Youngblood released two more albums on their own Layered Music imprint: Live. Places. (2005) and Is That a Riot? (2007), both of which accelerated their notoriety as the world’s preeminent live brass band. YBB also continued engaging in frequent educational work, stopping at high schools and universities to offer workshops on New Orleans music history, jazz improvisation, hip-hop culture and the creative impulse. It is through this work that Youngblood acquired cult status among young musicians. Perhaps the world secretly desires a music that is intense, danceable, intelligent, and devoid of the self-consciously vain irony that prevails in most current entertainment. Perhaps there is also something to be said for just quality musicianship, over-delivering on stage, and sticking to one’s guns regardless of what’s currently fashionable.

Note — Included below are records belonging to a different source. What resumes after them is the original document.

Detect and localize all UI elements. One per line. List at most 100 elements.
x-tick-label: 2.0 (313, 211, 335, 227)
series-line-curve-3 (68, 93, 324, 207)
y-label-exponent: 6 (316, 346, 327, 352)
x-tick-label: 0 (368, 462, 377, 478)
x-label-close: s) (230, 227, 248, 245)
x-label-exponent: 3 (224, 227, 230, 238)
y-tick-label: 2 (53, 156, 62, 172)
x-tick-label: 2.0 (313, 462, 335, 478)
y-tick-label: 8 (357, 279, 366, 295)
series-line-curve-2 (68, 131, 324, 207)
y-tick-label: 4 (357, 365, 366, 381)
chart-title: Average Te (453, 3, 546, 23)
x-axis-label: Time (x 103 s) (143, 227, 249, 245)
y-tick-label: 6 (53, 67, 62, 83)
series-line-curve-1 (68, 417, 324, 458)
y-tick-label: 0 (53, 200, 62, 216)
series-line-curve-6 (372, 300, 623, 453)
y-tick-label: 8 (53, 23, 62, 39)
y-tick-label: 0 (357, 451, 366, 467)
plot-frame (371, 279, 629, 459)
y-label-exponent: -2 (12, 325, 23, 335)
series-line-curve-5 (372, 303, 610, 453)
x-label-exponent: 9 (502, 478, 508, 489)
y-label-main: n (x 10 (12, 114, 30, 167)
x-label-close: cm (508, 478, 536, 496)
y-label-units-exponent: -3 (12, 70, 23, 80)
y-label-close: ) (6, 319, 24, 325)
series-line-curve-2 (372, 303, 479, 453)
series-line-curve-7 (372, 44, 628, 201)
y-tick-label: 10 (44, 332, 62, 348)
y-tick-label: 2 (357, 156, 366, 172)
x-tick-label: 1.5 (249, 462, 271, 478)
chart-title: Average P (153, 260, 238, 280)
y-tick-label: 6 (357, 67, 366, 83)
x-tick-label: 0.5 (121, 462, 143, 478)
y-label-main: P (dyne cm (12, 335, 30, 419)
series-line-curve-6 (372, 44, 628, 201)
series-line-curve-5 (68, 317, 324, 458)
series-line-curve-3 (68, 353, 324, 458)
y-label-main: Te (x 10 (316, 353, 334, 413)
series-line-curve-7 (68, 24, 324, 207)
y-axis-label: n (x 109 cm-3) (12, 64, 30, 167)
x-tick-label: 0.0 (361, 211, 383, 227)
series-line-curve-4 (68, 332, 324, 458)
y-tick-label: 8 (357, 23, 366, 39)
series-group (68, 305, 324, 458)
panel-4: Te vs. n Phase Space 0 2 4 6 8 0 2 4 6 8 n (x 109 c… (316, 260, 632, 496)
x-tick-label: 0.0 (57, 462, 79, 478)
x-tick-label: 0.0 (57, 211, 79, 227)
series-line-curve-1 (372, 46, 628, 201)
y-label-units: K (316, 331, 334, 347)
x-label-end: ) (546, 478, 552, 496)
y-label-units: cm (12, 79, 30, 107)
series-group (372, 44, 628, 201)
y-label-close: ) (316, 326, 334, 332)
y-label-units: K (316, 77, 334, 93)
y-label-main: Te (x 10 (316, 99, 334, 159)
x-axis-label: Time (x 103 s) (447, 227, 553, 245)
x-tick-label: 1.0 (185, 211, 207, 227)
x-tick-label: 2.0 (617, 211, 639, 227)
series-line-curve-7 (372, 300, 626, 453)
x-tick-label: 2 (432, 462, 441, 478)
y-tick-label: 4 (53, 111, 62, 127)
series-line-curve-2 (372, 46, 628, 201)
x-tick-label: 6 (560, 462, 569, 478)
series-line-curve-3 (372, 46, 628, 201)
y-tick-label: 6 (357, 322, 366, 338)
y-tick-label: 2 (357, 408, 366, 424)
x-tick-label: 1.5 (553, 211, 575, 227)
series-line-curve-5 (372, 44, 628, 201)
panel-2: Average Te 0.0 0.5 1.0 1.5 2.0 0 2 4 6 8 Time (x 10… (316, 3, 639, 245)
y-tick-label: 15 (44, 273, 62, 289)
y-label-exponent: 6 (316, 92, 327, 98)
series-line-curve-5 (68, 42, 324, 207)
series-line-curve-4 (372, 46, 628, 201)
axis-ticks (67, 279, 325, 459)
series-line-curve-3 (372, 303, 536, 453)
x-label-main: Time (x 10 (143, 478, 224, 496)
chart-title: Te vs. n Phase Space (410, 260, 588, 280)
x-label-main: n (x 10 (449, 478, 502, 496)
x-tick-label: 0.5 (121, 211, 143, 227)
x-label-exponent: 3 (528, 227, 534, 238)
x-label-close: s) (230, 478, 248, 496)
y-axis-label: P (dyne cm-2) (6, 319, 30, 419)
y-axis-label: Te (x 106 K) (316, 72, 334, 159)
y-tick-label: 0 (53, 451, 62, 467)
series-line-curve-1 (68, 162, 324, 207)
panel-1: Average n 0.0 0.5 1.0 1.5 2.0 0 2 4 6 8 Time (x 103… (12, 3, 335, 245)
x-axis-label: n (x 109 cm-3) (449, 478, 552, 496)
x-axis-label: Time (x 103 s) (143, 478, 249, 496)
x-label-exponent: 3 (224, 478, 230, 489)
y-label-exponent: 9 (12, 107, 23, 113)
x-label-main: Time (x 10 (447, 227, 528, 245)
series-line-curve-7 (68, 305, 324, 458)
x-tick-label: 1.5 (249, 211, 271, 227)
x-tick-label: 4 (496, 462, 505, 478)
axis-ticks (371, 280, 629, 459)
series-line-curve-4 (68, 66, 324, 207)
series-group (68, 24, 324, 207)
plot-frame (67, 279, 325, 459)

Youngblood’s new album (the first in 5 years), Pax Volumi, sees the band partnering with Tru Thoughts, the Brighton UK label that includes a roster ranging from deep soul (Alice Russell) to hiphop (Ty) to straight-up New Orleans brass band (Hot 8), and the pairing couldn’t be more apt. This album sees the band finally achieving not just its musical but its production aims, capturing the live intensity of the stage as well as crafting beats and rhymes that bang right out of the speakers. It’s almost as if they spent the last 15 years getting ready to become THIS Youngblood Brass Band; as though everything in the past had led up to the creation of an album that defies classification, an album that couldn’t be made by any other group. On stages in the states and overseas, the verdict has been issued: the band has never sounded so good.
Whichever it is...the roof-tearing shows, the educational aims, the small town roots, the no-smirks honesty, the fist-pumping anthems for cool kids and geeks alike, Youngblood Brass Band has become an institution, one that demands to be seen and heard. Rigorous dancing is also acceptable.